The requirement to choose an MC raises a number of important questions, especially regarding what might be termed the “the culture of disclosure.” In this group, only 41 (3%) of participants refused to join, or left the trial early, due to stigma (Jaffar et al., 2009); however, the group might be comprised primarily of those who had opted to seek care at TASO despite knowing that disclosure of their HIV status would be expected of them. If the support provided by an MC is valuable to some patients, it comes with an important trade-off—the loss of confidentiality and autonomy for the patient. Doubts about the advisability of requiring disclosure to an MC or other individual have been expressed by a number of authors. Liechty and Bangsberg (2003) observe that “the program [in Haiti] has demonstrated remarkable success. However, it is impossible to know how much of the effect is due to the merits of community driven and supportive healthcare, stable medication supply and distribution, the medication alone, or witnessed dosing” (Liechty & Bangsberg, 2003). They stress that “witnessed dosing of HIV antiretroviral therapy is complicated by the need for lifelong treatment, daily medication dosing, and the consequent impact on individual rights in the setting of a highly stigmatizing disease.” Finally, they note that “we still must face the question of why calls for directly observed HIV therapy are limited to sub-Saharan Africa, and not North America or Western Europe” (Liechty & Bangsberg, 2003). A study involving focus groups with rural American HIV patients noted that “Some participants … appeared to be more willing to risk their health than risk people learning of their medical condition” (Whetten-Goldstein, Nguyen, & Sugarman, 2001). Could this be the case with certain categories of HIV-positive African patients as well? Disclosure can lead to stigma, and “stigma is feared because it leads to social isolation, undermining relationships that are essential to survival” (Ware et al., 2009).

Conclusions

This paper has tried to answer the basic question of who is chosen as an MC in this Ugandan setting, and how useful they are perceived to be by the patients, while raising a number of additional questions. What is the role of the MC, and how well do they understand this role? How well prepared are they to support the lifelong therapy of the patient? If the patient fails therapy, will the MC feel that they have failed the patient? Will they be blamed by the patient or someone else in the family? What of the responsibility given to a child who is designated as an MC by his or her parent? What is the role and importance of disclosure of HIV status in successful adherence? Perhaps most importantly, is the requirement of disclosure discouraging many who need and are eligible for ART, men in particular, from coming forward?

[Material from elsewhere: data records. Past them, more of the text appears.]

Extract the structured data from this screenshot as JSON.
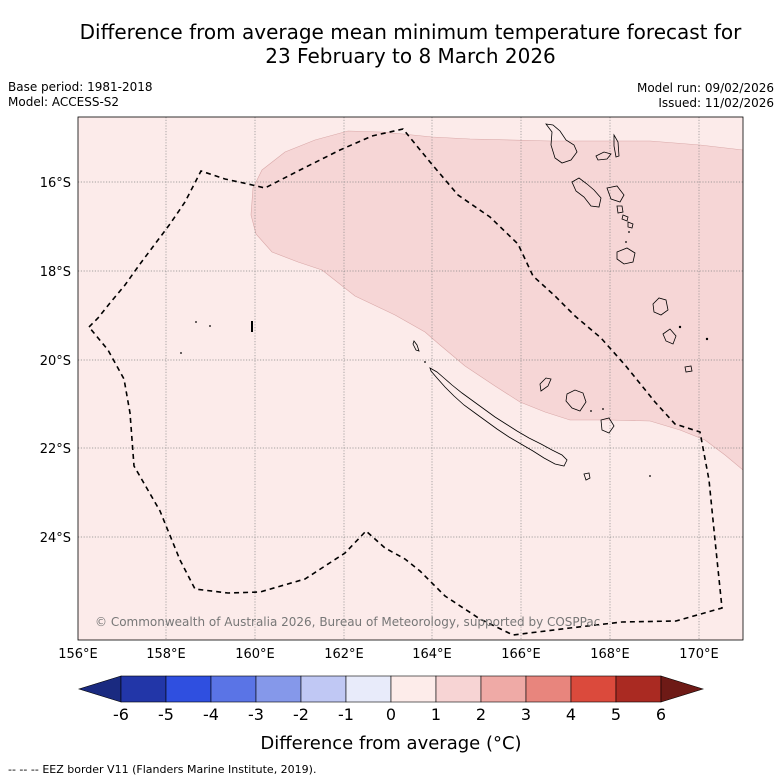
{
  "title_line1": "Difference from average mean minimum temperature forecast for",
  "title_line2": "23 February to 8 March 2026",
  "base_period": "Base period: 1981-2018",
  "model": "Model: ACCESS-S2",
  "model_run": "Model run: 09/02/2026",
  "issued": "Issued: 11/02/2026",
  "copyright": "© Commonwealth of Australia 2026, Bureau of Meteorology, supported by COSPPac",
  "lat_labels": [
    "16°S",
    "18°S",
    "20°S",
    "22°S",
    "24°S"
  ],
  "lon_labels": [
    "156°E",
    "158°E",
    "160°E",
    "162°E",
    "164°E",
    "166°E",
    "168°E",
    "170°E"
  ],
  "colorbar": {
    "title": "Difference from average (°C)",
    "ticks": [
      "-6",
      "-5",
      "-4",
      "-3",
      "-2",
      "-1",
      "0",
      "1",
      "2",
      "3",
      "4",
      "5",
      "6"
    ],
    "colors": [
      "#1a2a80",
      "#2236a8",
      "#2f4fe0",
      "#5a74e6",
      "#8598ea",
      "#c0c8f4",
      "#e8ebfa",
      "#fdecea",
      "#f7d4d4",
      "#efaaa6",
      "#e8857d",
      "#db4a3c",
      "#aa2a22",
      "#6e1a16"
    ]
  },
  "legend": {
    "eez_line": "-- -- -- ",
    "eez_label": "EEZ border V11 (Flanders Marine Institute, 2019)."
  }
}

Our study supports the notion that treatment companions are useful at the start of treatment, but also that after a while, most people no longer need them. Living in a supportive home environment where everyone knows the person's HIV status, and reminds them to take their medicines, may be the optimal form of support for adherence. But disclosure and selection of an MC should be encouraged—not required—because it does mandate an act of disclosure and may delay some people from getting on treatment, both of which may raise ethical concerns, especially in a model where the level of support offered to patients might be less than that provided to TASO patients. These considerations should form the basis for additional research before the model of requiring the selection of an medicine companion is adopted as a standard for ART programs around Africa.

Note

1.These amounts can be compared with the monthly incomes reported by patients of 15,000 USh for women and 20,000 USh for men, or approximately US$8.60 and US$11.50, respectively.